MARPAT = Marine Corps Pattern that was created when a computer shitted and the ink got fucked up and someone said it looks good so let's all wear it :thumbsup:

and here is a pic of me wearing it :biggrin:


----------



## himbone (Aug 28, 2004)

HA HA ANYONE ELSE NOTICE THE REGAL PICS? DRIVER SIDE IS ROLL UP , AND PASSANGER IS POWER WTF???????????


----------



## b_boy02000 (Aug 18, 2002)

haha nice catch

here is the inside of my 95 ranger. fabric is holdin up nicely.

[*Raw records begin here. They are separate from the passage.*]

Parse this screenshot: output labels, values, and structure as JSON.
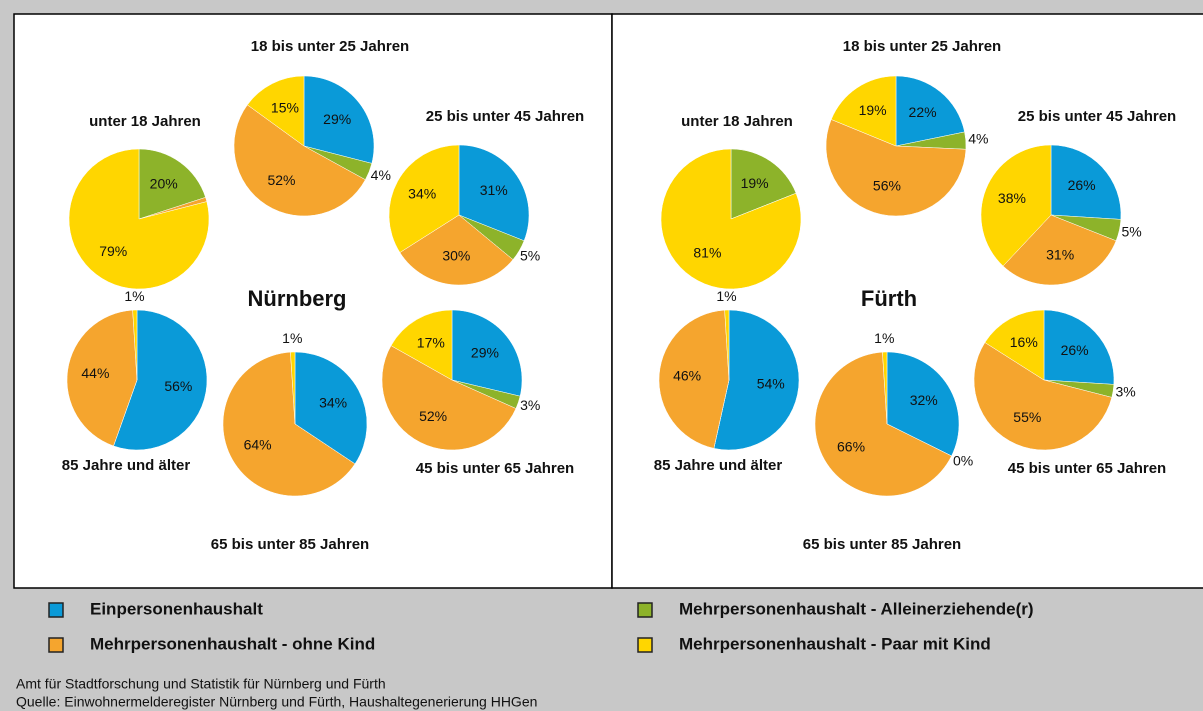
{
  "legend": {
    "names": [
      "Einpersonenhaushalt",
      "Mehrpersonenhaushalt - Alleinerziehende(r)",
      "Mehrpersonenhaushalt - ohne Kind",
      "Mehrpersonenhaushalt - Paar mit Kind"
    ],
    "colors": [
      "#0a9ad8",
      "#8db32a",
      "#f5a52e",
      "#ffd600"
    ]
  },
  "footer": [
    "Amt für Stadtforschung und Statistik für Nürnberg und Fürth",
    "Quelle: Einwohnermelderegister Nürnberg und Fürth, Haushaltegenerierung HHGen"
  ],
  "chart_data": [
    {
      "type": "pie",
      "title": "Nürnberg",
      "pies": [
        {
          "label": "unter 18 Jahren",
          "values": [
            0,
            20,
            1,
            79
          ],
          "value_labels": [
            null,
            "20%",
            null,
            "79%"
          ]
        },
        {
          "label": "18 bis unter 25 Jahren",
          "values": [
            29,
            4,
            52,
            15
          ],
          "value_labels": [
            "29%",
            "4%",
            "52%",
            "15%"
          ]
        },
        {
          "label": "25 bis unter 45 Jahren",
          "values": [
            31,
            5,
            30,
            34
          ],
          "value_labels": [
            "31%",
            "5%",
            "30%",
            "34%"
          ]
        },
        {
          "label": "85 Jahre und älter",
          "values": [
            56,
            0,
            44,
            1
          ],
          "value_labels": [
            "56%",
            null,
            "44%",
            "1%"
          ]
        },
        {
          "label": "65 bis unter 85 Jahren",
          "values": [
            34,
            0,
            64,
            1
          ],
          "value_labels": [
            "34%",
            null,
            "64%",
            "1%"
          ]
        },
        {
          "label": "45 bis unter 65 Jahren",
          "values": [
            29,
            3,
            52,
            17
          ],
          "value_labels": [
            "29%",
            "3%",
            "52%",
            "17%"
          ]
        }
      ]
    },
    {
      "type": "pie",
      "title": "Fürth",
      "pies": [
        {
          "label": "unter 18 Jahren",
          "values": [
            0,
            19,
            0,
            81
          ],
          "value_labels": [
            null,
            "19%",
            null,
            "81%"
          ]
        },
        {
          "label": "18 bis unter 25 Jahren",
          "values": [
            22,
            4,
            56,
            19
          ],
          "value_labels": [
            "22%",
            "4%",
            "56%",
            "19%"
          ]
        },
        {
          "label": "25 bis unter 45 Jahren",
          "values": [
            26,
            5,
            31,
            38
          ],
          "value_labels": [
            "26%",
            "5%",
            "31%",
            "38%"
          ]
        },
        {
          "label": "85 Jahre und älter",
          "values": [
            54,
            0,
            46,
            1
          ],
          "value_labels": [
            "54%",
            null,
            "46%",
            "1%"
          ]
        },
        {
          "label": "65 bis unter 85 Jahren",
          "values": [
            32,
            0,
            66,
            1
          ],
          "value_labels": [
            "32%",
            "0%",
            "66%",
            "1%"
          ]
        },
        {
          "label": "45 bis unter 65 Jahren",
          "values": [
            26,
            3,
            55,
            16
          ],
          "value_labels": [
            "26%",
            "3%",
            "55%",
            "16%"
          ]
        }
      ]
    }
  ]
}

thinkin about doin the upper seat portion in it when i start goin to skool over at WYOTECH


----------



## super natural (Sep 18, 2003)

Hay my dad work whit LV & GUCCI interiors all the time heres the address

ROY'S UPHLOSTERY CENTER
4946 WATT AVE. #11
NORTH HIGHLAND, CA 95660


----------



## NIMSTER64 (Jun 10, 2002)

> _Originally posted by b_boy02000_@Jan 6 2005, 01:18 AM
> *haha nice catch
> 
> here is the inside of my 95 ranger. fabric is holdin up nicely.
> ...


IT looks real good so you would not recomend it for the seats?


----------



## b_boy02000 (Aug 18, 2002)

for a daily like myne, dont do the seats in it, just to be safe. im just doing the upper portion of my seat. the way my stock seats are is, that they are secctioned off with piping. you got the lower seat where the ass goes. the lumbar section and the head section. im just going to be doing the head section. and mabey do white piping. to finish the whole seat off. but i dunno, i might end up doing the lumbar section. not reallly sure


----------



## ClassicGMJunkie (Nov 13, 2004)

looks like your glue is failing by the right side sunvisor... or is that just lumps from wiring?


----------



## NIMSTER64 (Jun 10, 2002)

> _Originally posted by GrandPrixOnThree_@Jan 6 2005, 10:56 PM
> *looks like your glue is failing by the right side sunvisor... or is that just lumps from wiring?
> [snapback]2579443[/snapback]​*


it looks like a designor a indention for the sun visor :dunno:


----------



## b_boy02000 (Aug 18, 2002)

nope glue is good, i just have a contured headliner.


----------